Actually, I found a question or two tackling the same issue, but the answers were way too long. I was wondering if there was a more straightforward and easier method using the following predicate, which returns the intersection between two lists with duplicates:
intersection_with_dulpicates([], [], []).
intersection_with_dulpicates([],M,[]).
intersection_with_dulpicates([X|Y],M,[X|Z]):-
member(X,M),
intersection_with_dulpicates(Y,M,Z).
intersection_with_dulpicates([X|Y],M,Z):-
\+member(X,M),
intersection_with_dulpicates(Y,M,Z).
Taking advantage of the built-in sort (which also removes duplicates):
intersection_without_duplicates(Lst1, Lst2, Intersection) :-
% Sort and remove duplicates from both
% The built-in sort is quick
sort(Lst1, Lst1Sorted),
sort(Lst2, Lst2Sorted),
intersect_sorted(Lst1Sorted, Lst2Sorted, Intersection).
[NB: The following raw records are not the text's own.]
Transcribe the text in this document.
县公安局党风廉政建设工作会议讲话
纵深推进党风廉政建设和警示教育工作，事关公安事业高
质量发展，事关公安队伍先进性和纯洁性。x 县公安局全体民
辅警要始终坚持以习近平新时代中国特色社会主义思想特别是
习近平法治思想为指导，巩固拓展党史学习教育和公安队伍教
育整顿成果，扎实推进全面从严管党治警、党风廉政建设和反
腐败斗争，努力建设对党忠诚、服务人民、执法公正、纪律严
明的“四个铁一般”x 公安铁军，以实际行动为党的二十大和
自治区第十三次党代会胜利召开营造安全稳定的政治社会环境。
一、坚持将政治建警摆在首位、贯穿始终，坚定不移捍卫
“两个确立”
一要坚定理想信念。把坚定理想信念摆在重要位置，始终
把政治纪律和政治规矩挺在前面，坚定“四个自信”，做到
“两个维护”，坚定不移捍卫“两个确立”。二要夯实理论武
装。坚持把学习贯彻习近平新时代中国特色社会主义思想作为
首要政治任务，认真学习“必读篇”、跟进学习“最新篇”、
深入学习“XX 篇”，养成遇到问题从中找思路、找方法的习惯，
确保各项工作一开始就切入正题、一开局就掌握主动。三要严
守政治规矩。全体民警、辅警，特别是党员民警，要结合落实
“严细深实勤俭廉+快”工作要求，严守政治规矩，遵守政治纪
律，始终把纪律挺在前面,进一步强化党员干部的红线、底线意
intersect_sorted([], _Lst2Sorted, []).
intersect_sorted([H|T], LstSorted, Intersection) :-
( member_listsorted(H, LstSorted)
-> Intersection = [H|Intersection0]
; Intersection0 = Intersection
),
intersect_sorted(T, LstSorted, Intersection0).
member_listsorted(H, LstSorted) :-
member_listsorted_(LstSorted, H).
member_listsorted_([H|T], Elem) :-
( H @< Elem
-> member_listsorted_(T, Elem)
; H = Elem
).
Sample output in swi-prolog:
?- time(intersection_without_duplicates([a, b, c, d, b, c, d], [b, c, b, c, d],
I)).
% 31 inferences, 0.000 CPU in 0.000 seconds (89% CPU, 586277 Lips)
I = [b,c,d].
?- numlist(1, 10000, Lst1), numlist(5000, 12345, Lst2), time((intersection_without_duplicates(Lst1, Lst2, Intersection))).
% 25,060,003 inferences, 1.313 CPU in 1.297 seconds (101% CPU, 19090034 Lips)
Performance comparison with @TessellatingHeckler's suggestion:
?- numlist(1, 10000, Lst1), numlist(5000, 12345, Lst2), time((intersection(Lst1, Lst2, Both), sort(Both, Answer))).
% 35,001 inferences, 2.193 CPU in 2.167 seconds (101% CPU, 15957 Lips)